We remember how the world awaited the birth of William and Kate’s baby. The Christening of Prince George was a media event followed by people worldwide.
A Christmas Story
Francis returned from the Holy Land after prayerful meditations on the life of Jesus. As Christmas approached in 1223, he was thinking about Jesus being born in a cave in Bethlehem. The stark contrast between the royal event he witnessed as a teenager in Assisi and the birth of Jesus in Bethlehem’s cave may well have struck him.
In 1223, he told his friend Giovanni Velita, the mayor of Greccio, that he wanted to experience how it really was for Jesus in Bethlehem. He asked Velita to prepare a manger in a cave on the side of the mountain and to bring an ox and ass. The manger was a shallow V-shaped indentation in a brownish gray stone. An image of the baby Jesus was laid in it on hay. Francis wanted to see the hard manger on which Jesus lay with ox and ass breathing on him, and to feel the cold that made Mary and Joseph shiver.

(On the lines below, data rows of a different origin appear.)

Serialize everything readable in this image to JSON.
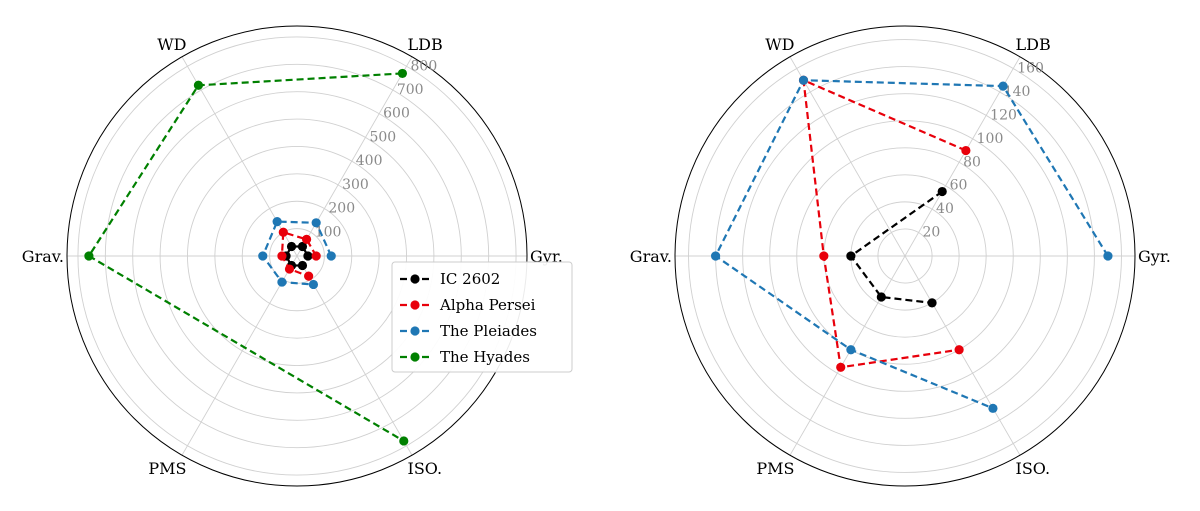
{
  "chart_data": [
    {
      "type": "radar",
      "axes": [
        "Gyr.",
        "LDB",
        "WD",
        "Grav.",
        "PMS",
        "ISO."
      ],
      "r_ticks": [
        100,
        200,
        300,
        400,
        500,
        600,
        700,
        800
      ],
      "r_tick_labels": [
        "100",
        "200",
        "300",
        "400",
        "500",
        "600",
        "700",
        "800"
      ],
      "rlim": [
        0,
        840
      ],
      "grid": true,
      "legend": {
        "placement": "right",
        "entries": [
          "IC 2602",
          "Alpha Persei",
          "The Pleiades",
          "The Hyades"
        ]
      },
      "series": [
        {
          "name": "IC 2602",
          "color": "#000000",
          "values": [
            40,
            40,
            40,
            40,
            40,
            40
          ]
        },
        {
          "name": "Alpha Persei",
          "color": "#e8000b",
          "values": [
            70,
            70,
            100,
            55,
            55,
            85
          ]
        },
        {
          "name": "The Pleiades",
          "color": "#1f77b4",
          "values": [
            125,
            140,
            145,
            125,
            110,
            120
          ]
        },
        {
          "name": "The Hyades",
          "color": "#008000",
          "values": [
            null,
            770,
            720,
            760,
            null,
            780
          ]
        }
      ]
    },
    {
      "type": "radar",
      "axes": [
        "Gyr.",
        "LDB",
        "WD",
        "Grav.",
        "PMS",
        "ISO."
      ],
      "r_ticks": [
        20,
        40,
        60,
        80,
        100,
        120,
        140,
        160
      ],
      "r_tick_labels": [
        "20",
        "40",
        "60",
        "80",
        "100",
        "120",
        "140",
        "160"
      ],
      "rlim": [
        0,
        170
      ],
      "grid": true,
      "series": [
        {
          "name": "IC 2602",
          "color": "#000000",
          "values": [
            null,
            55,
            null,
            40,
            35,
            40
          ]
        },
        {
          "name": "Alpha Persei",
          "color": "#e8000b",
          "values": [
            null,
            90,
            150,
            60,
            95,
            80
          ]
        },
        {
          "name": "The Pleiades",
          "color": "#1f77b4",
          "values": [
            150,
            145,
            150,
            140,
            80,
            130
          ]
        },
        {
          "name": "The Hyades",
          "color": "#008000",
          "values": [
            null,
            null,
            null,
            null,
            null,
            null
          ]
        }
      ]
    }
  ]
}
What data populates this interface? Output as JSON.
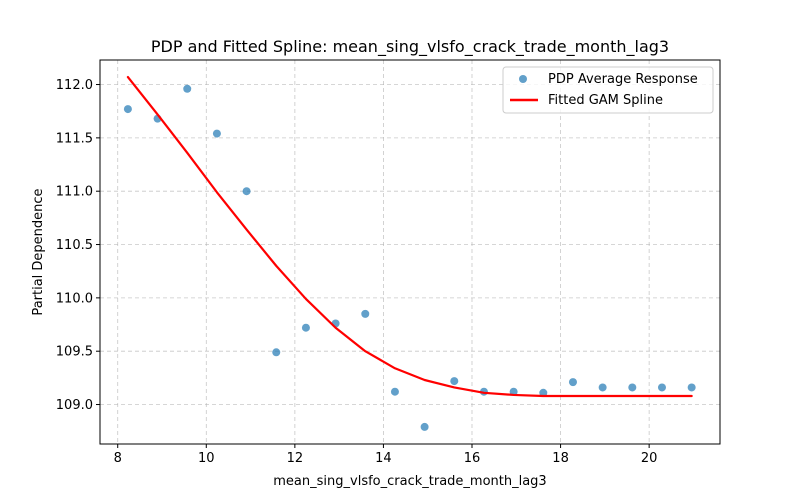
{
  "chart_data": {
    "type": "scatter",
    "title": "PDP and Fitted Spline: mean_sing_vlsfo_crack_trade_month_lag3",
    "xlabel": "mean_sing_vlsfo_crack_trade_month_lag3",
    "ylabel": "Partial Dependence",
    "xlim": [
      7.6,
      21.6
    ],
    "ylim": [
      108.63,
      112.23
    ],
    "xticks": [
      8,
      10,
      12,
      14,
      16,
      18,
      20
    ],
    "yticks": [
      109.0,
      109.5,
      110.0,
      110.5,
      111.0,
      111.5,
      112.0
    ],
    "xtick_labels": [
      "8",
      "10",
      "12",
      "14",
      "16",
      "18",
      "20"
    ],
    "ytick_labels": [
      "109.0",
      "109.5",
      "110.0",
      "110.5",
      "111.0",
      "111.5",
      "112.0"
    ],
    "grid": true,
    "legend_position": "top-right",
    "series": [
      {
        "name": "PDP Average Response",
        "kind": "scatter",
        "color": "#1f77b4",
        "x": [
          8.23,
          8.9,
          9.57,
          10.24,
          10.91,
          11.58,
          12.25,
          12.92,
          13.59,
          14.26,
          14.93,
          15.6,
          16.27,
          16.94,
          17.61,
          18.28,
          18.95,
          19.62,
          20.29,
          20.96
        ],
        "y": [
          111.77,
          111.68,
          111.96,
          111.54,
          111.0,
          109.49,
          109.72,
          109.76,
          109.85,
          109.12,
          108.79,
          109.22,
          109.12,
          109.12,
          109.11,
          109.21,
          109.16,
          109.16,
          109.16,
          109.16
        ]
      },
      {
        "name": "Fitted GAM Spline",
        "kind": "line",
        "color": "#ff0000",
        "x": [
          8.23,
          8.9,
          9.57,
          10.24,
          10.91,
          11.58,
          12.25,
          12.92,
          13.59,
          14.26,
          14.93,
          15.6,
          16.27,
          16.94,
          17.61,
          18.28,
          18.95,
          19.62,
          20.29,
          20.96
        ],
        "y": [
          112.07,
          111.72,
          111.36,
          110.99,
          110.64,
          110.3,
          109.99,
          109.72,
          109.5,
          109.34,
          109.23,
          109.16,
          109.11,
          109.09,
          109.08,
          109.08,
          109.08,
          109.08,
          109.08,
          109.08
        ]
      }
    ]
  }
}
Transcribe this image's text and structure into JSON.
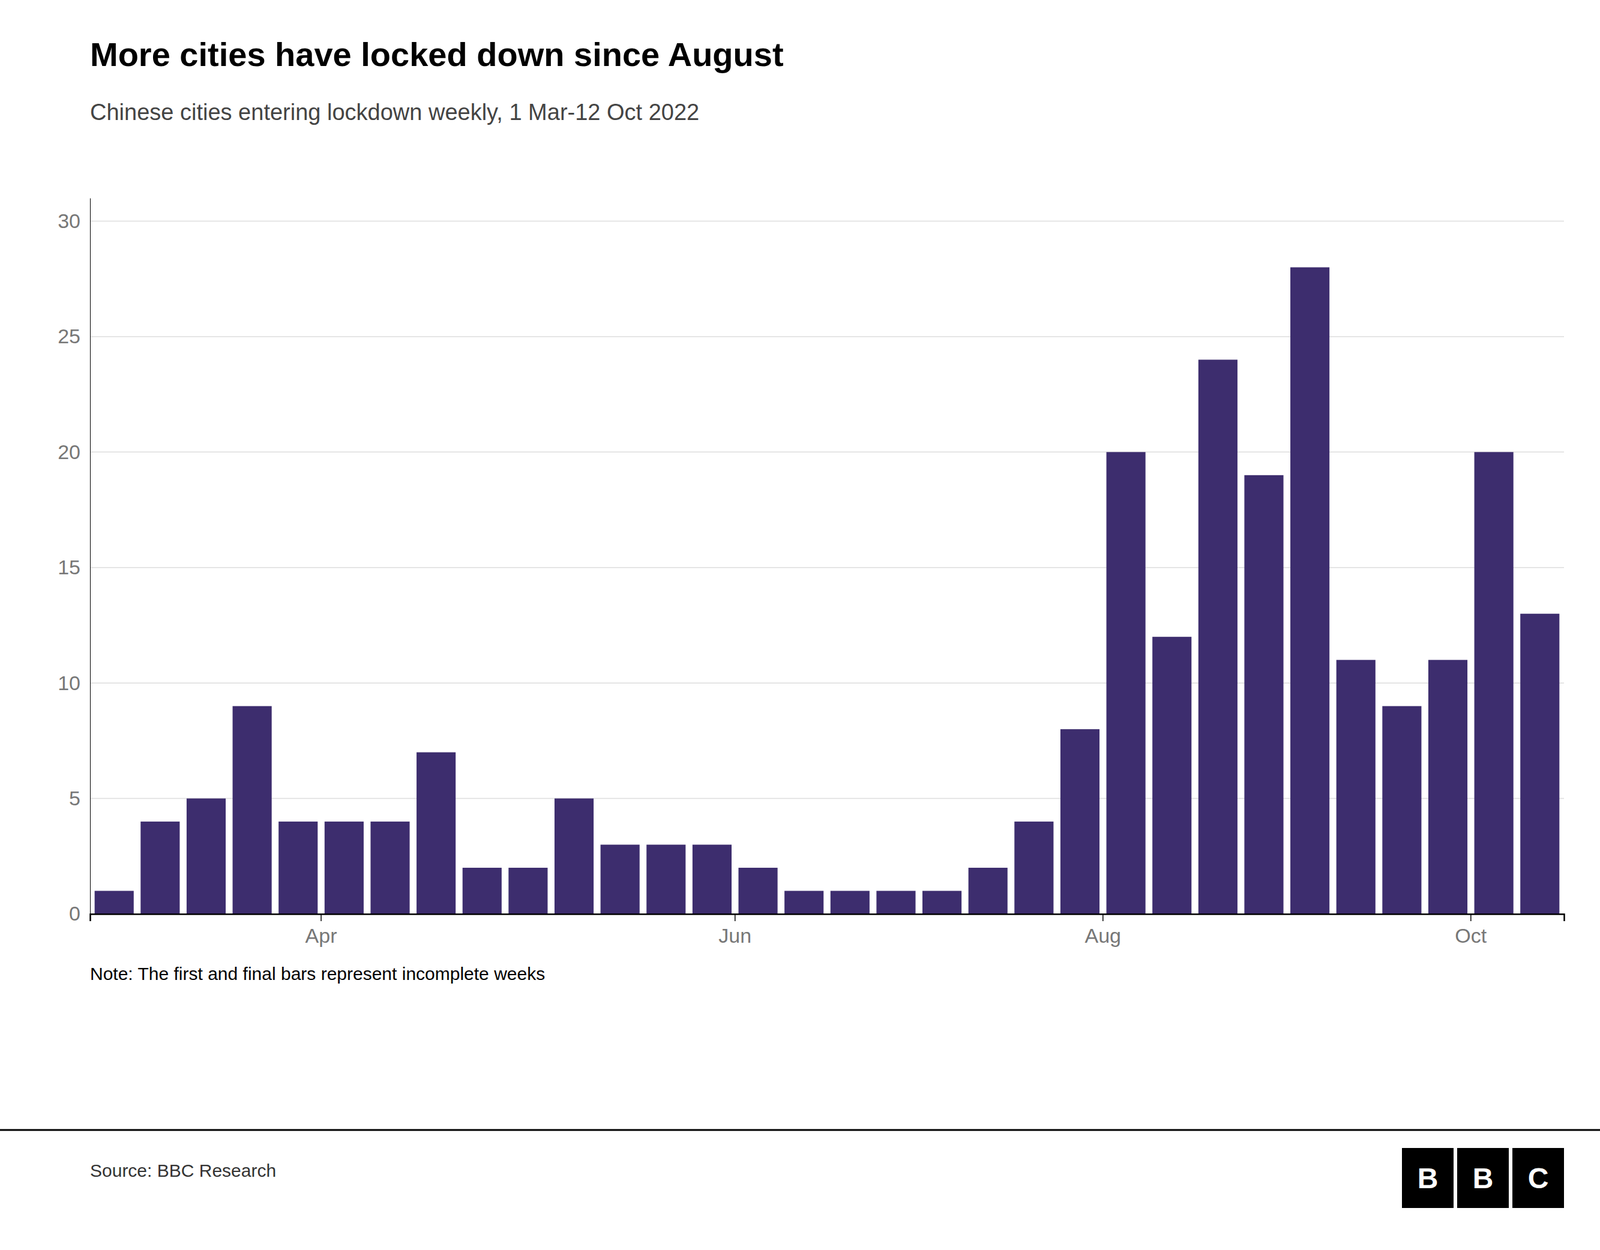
{
  "chart_data": {
    "type": "bar",
    "title": "More cities have locked down since August",
    "subtitle": "Chinese cities entering lockdown weekly, 1 Mar-12 Oct 2022",
    "note": "Note: The first and final bars represent incomplete weeks",
    "source": "Source: BBC Research",
    "annotations": [
      "BBC"
    ],
    "categories": [
      null,
      null,
      null,
      null,
      null,
      "Apr",
      null,
      null,
      null,
      null,
      null,
      null,
      null,
      null,
      "Jun",
      null,
      null,
      null,
      null,
      null,
      null,
      null,
      "Aug",
      null,
      null,
      null,
      null,
      null,
      null,
      null,
      "Oct",
      null
    ],
    "values": [
      1,
      4,
      5,
      9,
      4,
      4,
      4,
      7,
      2,
      2,
      5,
      3,
      3,
      3,
      2,
      1,
      1,
      1,
      1,
      2,
      4,
      8,
      20,
      12,
      24,
      19,
      28,
      11,
      9,
      11,
      20,
      13
    ],
    "color": "#3d2d6e",
    "ylim": [
      0,
      31
    ],
    "yticks": [
      0,
      5,
      10,
      15,
      20,
      25,
      30
    ],
    "grid": true
  }
}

The portrayal of the poor Jesus and his poor mother moved Francis deeply. The friars and townspeople came with candles and torches. Francis read the Gospel during the Mass. The idea of reenacting the birth of Jesus in Bethlehem spread quickly throughout Europe and then the world.
The True Meaning
I like the story of Greccio and the contrast of what Jesus had compared to other royal babies such as Frederick and George. It drives home the humility of God. We have beautified the crib. That is not how Francis imagined it.
Are there stories or customs that help you appreciate the meaning of Christmas? I would love to hear them. What are your favorite meditations on the birth of Jesus? What warms your heart?
Again, I wish you a blessed Advent and a joyous Christmas!